The compiler can only deduce R from f if you pass it an actual instance of std::function<R(T)> ; passing a lambda won't work, as a lambda isn't an instance of a std::function specialization.

The correct way to write your code is to allow any functor type, and deduce R from it:

template<typename T, typename F, typename R = typename std::result_of<F(T)>::type>
TMaybe<R> maybe_if(const TMaybe<T> &m, F f){
  return (m.value != nullptr) ? TMaybe<R>(f(m.value)) : TMaybe();
}

Answer 2

Template argument deduction happens before implicit conversion of Lambda to std::fucntion .

Type deduction does not consider implicit conversions (other than type adjustments listed above): that's the job for overload resolution , which happens later.

Hence compiler can only deduce " R " (return-type) from " f " (functor) if you pass an actual instance of std::function<R(T)> type.

Example for C++20 ^{(and maybe later)}

Use std::type_identity_t , like:

#include <type_traits>

// ...

template<typename T, typename R>
TMaybe<R> maybe_if(const TMaybe<T> &m, std::function< std::type_identity_t<R> (T v)> f)
{
  return (m.value != nullptr) ? TMaybe<R>(f(m)) : TMaybe();
}

Example for older compilers

If C++20 is not allowed for your project, you need to take the functor-type as template-argument, and deduce R from that.

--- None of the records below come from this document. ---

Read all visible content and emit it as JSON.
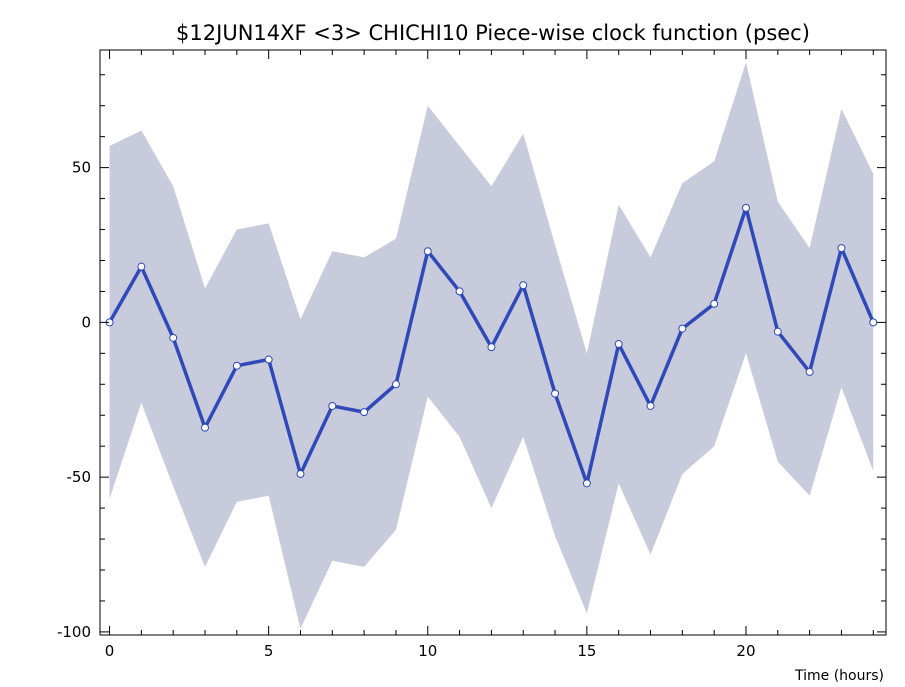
{
  "chart_data": {
    "type": "line",
    "title": "$12JUN14XF <3>  CHICHI10  Piece-wise clock function (psec)",
    "xlabel": "Time (hours)",
    "ylabel": "",
    "xlim": [
      -0.3,
      24.4
    ],
    "ylim": [
      -101,
      88
    ],
    "x_ticks": [
      0,
      5,
      10,
      15,
      20
    ],
    "y_ticks": [
      -100,
      -50,
      0,
      50
    ],
    "x": [
      0,
      1,
      2,
      3,
      4,
      5,
      6,
      7,
      8,
      9,
      10,
      11,
      12,
      13,
      14,
      15,
      16,
      17,
      18,
      19,
      20,
      21,
      22,
      23,
      24
    ],
    "series": [
      {
        "values": [
          0,
          18,
          -5,
          -34,
          -14,
          -12,
          -49,
          -27,
          -29,
          -20,
          23,
          10,
          -8,
          12,
          -23,
          -52,
          -7,
          -27,
          -2,
          6,
          37,
          -3,
          -16,
          24,
          0
        ]
      }
    ],
    "band": {
      "upper": [
        57,
        62,
        44,
        11,
        30,
        32,
        1,
        23,
        21,
        27,
        70,
        57,
        44,
        61,
        25,
        -10,
        38,
        21,
        45,
        52,
        84,
        39,
        24,
        69,
        48
      ],
      "lower": [
        -57,
        -26,
        -53,
        -79,
        -58,
        -56,
        -99,
        -77,
        -79,
        -67,
        -24,
        -37,
        -60,
        -37,
        -69,
        -94,
        -52,
        -75,
        -49,
        -40,
        -10,
        -45,
        -56,
        -21,
        -48
      ]
    },
    "colors": {
      "line": "#3049b8",
      "band": "#c8cbdc",
      "marker_fill": "#ffffff",
      "axis": "#000000"
    },
    "grid": false
  }
}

For MSVC 2015 use std::result_of

template<typename T, typename F, typename R = typename std::result_of<F(T)>::type>
TMaybe<R> maybe_if(const TMaybe<T> &m, F f)
{
  return (m.value != nullptr) ? TMaybe<R>(f(m.value)) : TMaybe();
}

For MSVC 2010 use decltype

MSVC 2010 has std::result_of , but does not allow default template argument for functions, hence we do something like:

#define MY_RESULT_OF(functor, argType) decltype( functor(*static_cast<argType * >(nullptr)) )

template<typename T, typename F>
auto maybe_if(const TMaybe<T> &m, F f) -> TMaybe< MY_RESULT_OF(f, T) >
{
  typedef MY_RESULT_OF(f, T) R;
  return (m.value != nullptr) ? TMaybe<R>(f(m.value)) : TMaybe();
}